There are no known methods for teleportation. The field of quantum teleportation studies the transportation of information between particles, but not the transport of matter. Proposed methods of human teleportation include the following:
- The destructive scanning of the body, transmitting this and information, and then reconstructing the body in a new location.
- Wormholes—these speculative structures would allow for faster than light travel and not facilitate teleportation.
- Quantum teleportation—this field concerns the transfer of information (quantum states) across space not matter.
A teleportation-like device was first mentioned in fiction by Edward Page Mitchell in his short story The Man Without a Body, published in 1877, in The Sun, a New York City daily. The word teleportation did not appear, however. Instead, the device was referred to as "matter transfer."
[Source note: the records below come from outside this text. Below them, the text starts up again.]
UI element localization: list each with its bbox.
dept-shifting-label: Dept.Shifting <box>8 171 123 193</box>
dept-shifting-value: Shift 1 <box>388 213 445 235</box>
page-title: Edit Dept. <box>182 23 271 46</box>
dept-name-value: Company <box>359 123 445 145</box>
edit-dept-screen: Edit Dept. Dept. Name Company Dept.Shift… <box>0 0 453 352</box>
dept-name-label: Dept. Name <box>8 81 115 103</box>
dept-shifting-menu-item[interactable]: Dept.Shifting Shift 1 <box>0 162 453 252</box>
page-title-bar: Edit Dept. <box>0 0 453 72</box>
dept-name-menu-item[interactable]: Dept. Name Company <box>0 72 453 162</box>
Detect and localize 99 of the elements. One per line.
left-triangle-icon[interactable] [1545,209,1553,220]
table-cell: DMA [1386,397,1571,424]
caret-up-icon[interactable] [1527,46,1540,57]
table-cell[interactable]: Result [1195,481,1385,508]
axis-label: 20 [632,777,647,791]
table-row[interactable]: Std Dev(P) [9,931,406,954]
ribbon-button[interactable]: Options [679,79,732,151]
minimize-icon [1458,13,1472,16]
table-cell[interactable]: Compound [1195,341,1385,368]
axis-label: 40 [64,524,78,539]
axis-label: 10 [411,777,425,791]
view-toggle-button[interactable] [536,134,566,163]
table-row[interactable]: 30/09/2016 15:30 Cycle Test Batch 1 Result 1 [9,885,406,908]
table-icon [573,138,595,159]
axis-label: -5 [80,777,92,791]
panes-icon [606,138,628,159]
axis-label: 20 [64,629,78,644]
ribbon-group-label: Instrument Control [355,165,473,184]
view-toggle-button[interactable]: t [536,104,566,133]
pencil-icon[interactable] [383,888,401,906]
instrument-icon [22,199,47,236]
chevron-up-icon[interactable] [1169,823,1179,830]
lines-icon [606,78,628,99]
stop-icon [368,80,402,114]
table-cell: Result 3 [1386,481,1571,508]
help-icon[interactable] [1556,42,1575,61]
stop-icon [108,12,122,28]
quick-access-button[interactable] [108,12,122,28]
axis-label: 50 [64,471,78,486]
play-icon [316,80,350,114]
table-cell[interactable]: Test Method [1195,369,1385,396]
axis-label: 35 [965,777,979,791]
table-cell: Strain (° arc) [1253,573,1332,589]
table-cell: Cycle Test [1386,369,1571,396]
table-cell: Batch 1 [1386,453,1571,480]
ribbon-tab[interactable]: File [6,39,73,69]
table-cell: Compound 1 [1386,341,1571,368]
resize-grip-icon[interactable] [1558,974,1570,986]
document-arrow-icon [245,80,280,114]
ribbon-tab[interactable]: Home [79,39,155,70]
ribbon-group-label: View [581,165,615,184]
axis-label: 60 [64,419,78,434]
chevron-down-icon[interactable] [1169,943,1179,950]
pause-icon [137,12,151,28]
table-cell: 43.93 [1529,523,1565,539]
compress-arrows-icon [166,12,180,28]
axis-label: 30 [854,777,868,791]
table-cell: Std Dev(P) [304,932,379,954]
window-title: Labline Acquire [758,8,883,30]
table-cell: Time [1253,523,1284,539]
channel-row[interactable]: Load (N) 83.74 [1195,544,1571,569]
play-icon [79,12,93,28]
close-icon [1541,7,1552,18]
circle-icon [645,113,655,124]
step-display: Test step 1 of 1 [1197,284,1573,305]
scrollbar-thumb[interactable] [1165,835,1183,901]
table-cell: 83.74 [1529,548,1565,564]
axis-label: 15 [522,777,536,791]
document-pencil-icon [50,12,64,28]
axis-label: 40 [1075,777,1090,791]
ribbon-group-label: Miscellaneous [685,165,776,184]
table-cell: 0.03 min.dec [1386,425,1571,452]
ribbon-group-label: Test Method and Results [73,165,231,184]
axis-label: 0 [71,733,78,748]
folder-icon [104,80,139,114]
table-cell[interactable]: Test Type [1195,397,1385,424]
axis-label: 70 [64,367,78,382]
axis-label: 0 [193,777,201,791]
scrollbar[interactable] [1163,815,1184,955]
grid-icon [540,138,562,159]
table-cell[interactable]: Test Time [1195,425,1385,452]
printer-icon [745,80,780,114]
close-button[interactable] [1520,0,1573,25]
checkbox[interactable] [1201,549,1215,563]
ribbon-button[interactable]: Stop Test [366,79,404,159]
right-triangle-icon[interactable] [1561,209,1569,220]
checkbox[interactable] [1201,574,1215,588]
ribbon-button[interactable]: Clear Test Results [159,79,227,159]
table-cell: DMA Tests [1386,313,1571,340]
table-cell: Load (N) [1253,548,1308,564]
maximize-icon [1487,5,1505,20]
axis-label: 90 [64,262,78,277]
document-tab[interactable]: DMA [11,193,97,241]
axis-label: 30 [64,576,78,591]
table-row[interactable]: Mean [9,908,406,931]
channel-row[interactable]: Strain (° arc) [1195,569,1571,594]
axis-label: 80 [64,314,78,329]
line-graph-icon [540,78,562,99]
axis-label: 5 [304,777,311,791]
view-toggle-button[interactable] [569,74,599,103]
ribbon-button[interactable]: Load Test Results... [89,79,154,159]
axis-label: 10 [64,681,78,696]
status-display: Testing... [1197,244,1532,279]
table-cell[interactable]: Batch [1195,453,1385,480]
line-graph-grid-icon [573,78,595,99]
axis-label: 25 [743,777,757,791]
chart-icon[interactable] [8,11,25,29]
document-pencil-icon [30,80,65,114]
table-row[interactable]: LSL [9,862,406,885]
Teleportation as a method of travel between planets appeared in Fred T Jane's 1897 science-fiction parody "To Venus in Five Seconds."
The word "teleportation" was coined by American writer Charles Fort in 1931 in his book Lo!.
Proposed theoretically in 1993, quantum teleportation involves two distant, entangled particles to infer the state of a third particle. Quantum teleportation has been demonstrated multiple times using:
- Two-level states of a single photon
- A single photon and a trapped ion (among other quantum objects)
- Two photons
The basic principle can be demonstrated using a pair of entangled particles, a sender and a receiver. In quantum mechanics, entanglement is a phenomenon where two or more objects have to be described in reference to one another, even if the objects are spatially separated. Quantum entanglement leads to correlations between the observable physical properties of the systems.
If the "sender" entangled particle interacts with a third particle (of unknown state), the outcome of that interaction can be determined by measurements of the "receiver" entangled particle due to the correlations between the two. Therefore, information about the third particle's state has been transported across space.